When there is too much to say, I can’t write.

My best friend Anastasia called me out the other day on one of my blogs. I was writing about my last day in the hospital with my mom, and how there was a grumpy, mean nurse taking care of her. There was nothing good that I witnessed in the exchange between said nurse and my mom, and I wrote about it saying exactly that. But I also called this nurse a “queen”. Now there is nothing, in my book, wrong, about calling anyone a “queen”. Many of my friends have called themselves by that very term, and batted their eyelashes at me when I did the same. But here’s the problem: there are those in this word who use that term and use it as an insult. Or negative. Or ugly. Even more importantly, I used that term while describing someone in entirely negative terms. Now here’s the thing. What if the nurse had been African-American? Would I have described him as a “bitter, mean, bitchy black man”? Or, even more heinously, a “bitter, mean, bitchy nigger”? Hard as it is to write, there are people who think that the “N” word is entirely acceptable. There are also those who think that “queen” is a good descriptor for people they hate. Now I would NEVER, EVER, EVER have used the “N” word and NOR would I have described the ethnicity of this nurse if he had been black or asian or… or really anything. Because his ethnicity, which is as nature-given as sexuality, would have had nothing to do with the fact that he was an asshole. So why was it okay for me to describe his sexual orientation?

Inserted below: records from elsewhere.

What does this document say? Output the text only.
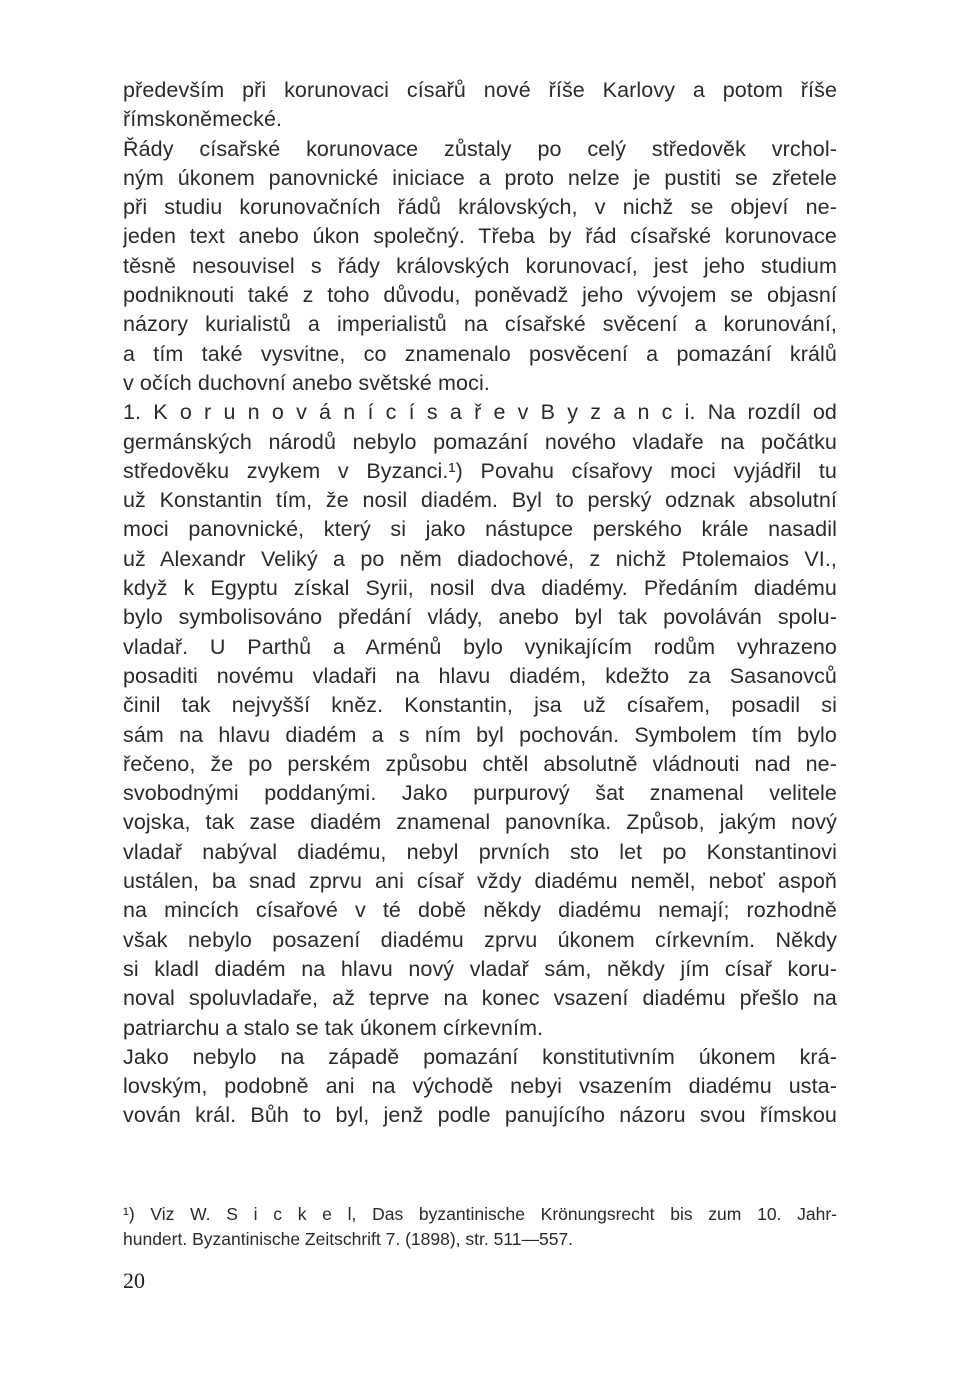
především při korunovaci císařů nové říše Karlovy a potom říše
římskoněmecké.
Řády císařské korunovace zůstaly po celý středověk vrchol-
ným úkonem panovnické iniciace a proto nelze je pustiti se zřetele
při studiu korunovačních řádů královských, v nichž se objeví ne-
jeden text anebo úkon společný. Třeba by řád císařské korunovace
těsně nesouvisel s řády královských korunovací, jest jeho studium
podniknouti také z toho důvodu, poněvadž jeho vývojem se objasní
názory kurialistů a imperialistů na císařské svěcení a korunování,
a tím také vysvitne, co znamenalo posvěcení a pomazání králů
v očích duchovní anebo světské moci.
1. K o r u n o v á n í c í s a ř e v B y z a n c i. Na rozdíl od
germánských národů nebylo pomazání nového vladaře na počátku
středověku zvykem v Byzanci.¹) Povahu císařovy moci vyjádřil tu
už Konstantin tím, že nosil diadém. Byl to perský odznak absolutní
moci panovnické, který si jako nástupce perského krále nasadil
už Alexandr Veliký a po něm diadochové, z nichž Ptolemaios VI.,
když k Egyptu získal Syrii, nosil dva diadémy. Předáním diadému
bylo symbolisováno předání vlády, anebo byl tak povoláván spolu-
vladař. U Parthů a Arménů bylo vynikajícím rodům vyhrazeno
posaditi novému vladaři na hlavu diadém, kdežto za Sasanovců
činil tak nejvyšší kněz. Konstantin, jsa už císařem, posadil si
sám na hlavu diadém a s ním byl pochován. Symbolem tím bylo
řečeno, že po perském způsobu chtěl absolutně vládnouti nad ne-
svobodnými poddanými. Jako purpurový šat znamenal velitele
vojska, tak zase diadém znamenal panovníka. Způsob, jakým nový
vladař nabýval diadému, nebyl prvních sto let po Konstantinovi
ustálen, ba snad zprvu ani císař vždy diadému neměl, neboť aspoň
na mincích císařové v té době někdy diadému nemají; rozhodně
však nebylo posazení diadému zprvu úkonem církevním. Někdy
si kladl diadém na hlavu nový vladař sám, někdy jím císař koru-
noval spoluvladaře, až teprve na konec vsazení diadému přešlo na
patriarchu a stalo se tak úkonem církevním.
Jako nebylo na západě pomazání konstitutivním úkonem krá-
lovským, podobně ani na východě nebyi vsazením diadému usta-
vován král. Bůh to byl, jenž podle panujícího názoru svou římskou
¹) Viz W. S i c k e l, Das byzantinische Krönungsrecht bis zum 10. Jahr-
hundert. Byzantinische Zeitschrift 7. (1898), str. 511—557.
20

The fact is, it’s not. It’s not okay to throw that in there surrounded by derogatory, ugly terms. It’s not okay, and I did it. That says something to me. Language is important. If I support gay rights, if I am willing to fight for them, if it means anything to me outside of hanging out with my largely straight, white friends and talking about it, then it is not okay to use these words in a way that smacks of ugliness. It means gay jokes aren’t funny. It means real, deep, meaningful relationships and words. Words are important. I need to live by this.

That’s it for now. Oh, but one message to my friend Anastasia who is currently relocating to Vanuatu: Hey, Stace: remember that conversation we had at that restaurant in Kansas City in the summer of ’97? A conversation that has continued for years, in a way? Well. It’s about to come full circle. You are the best friend a woman could want.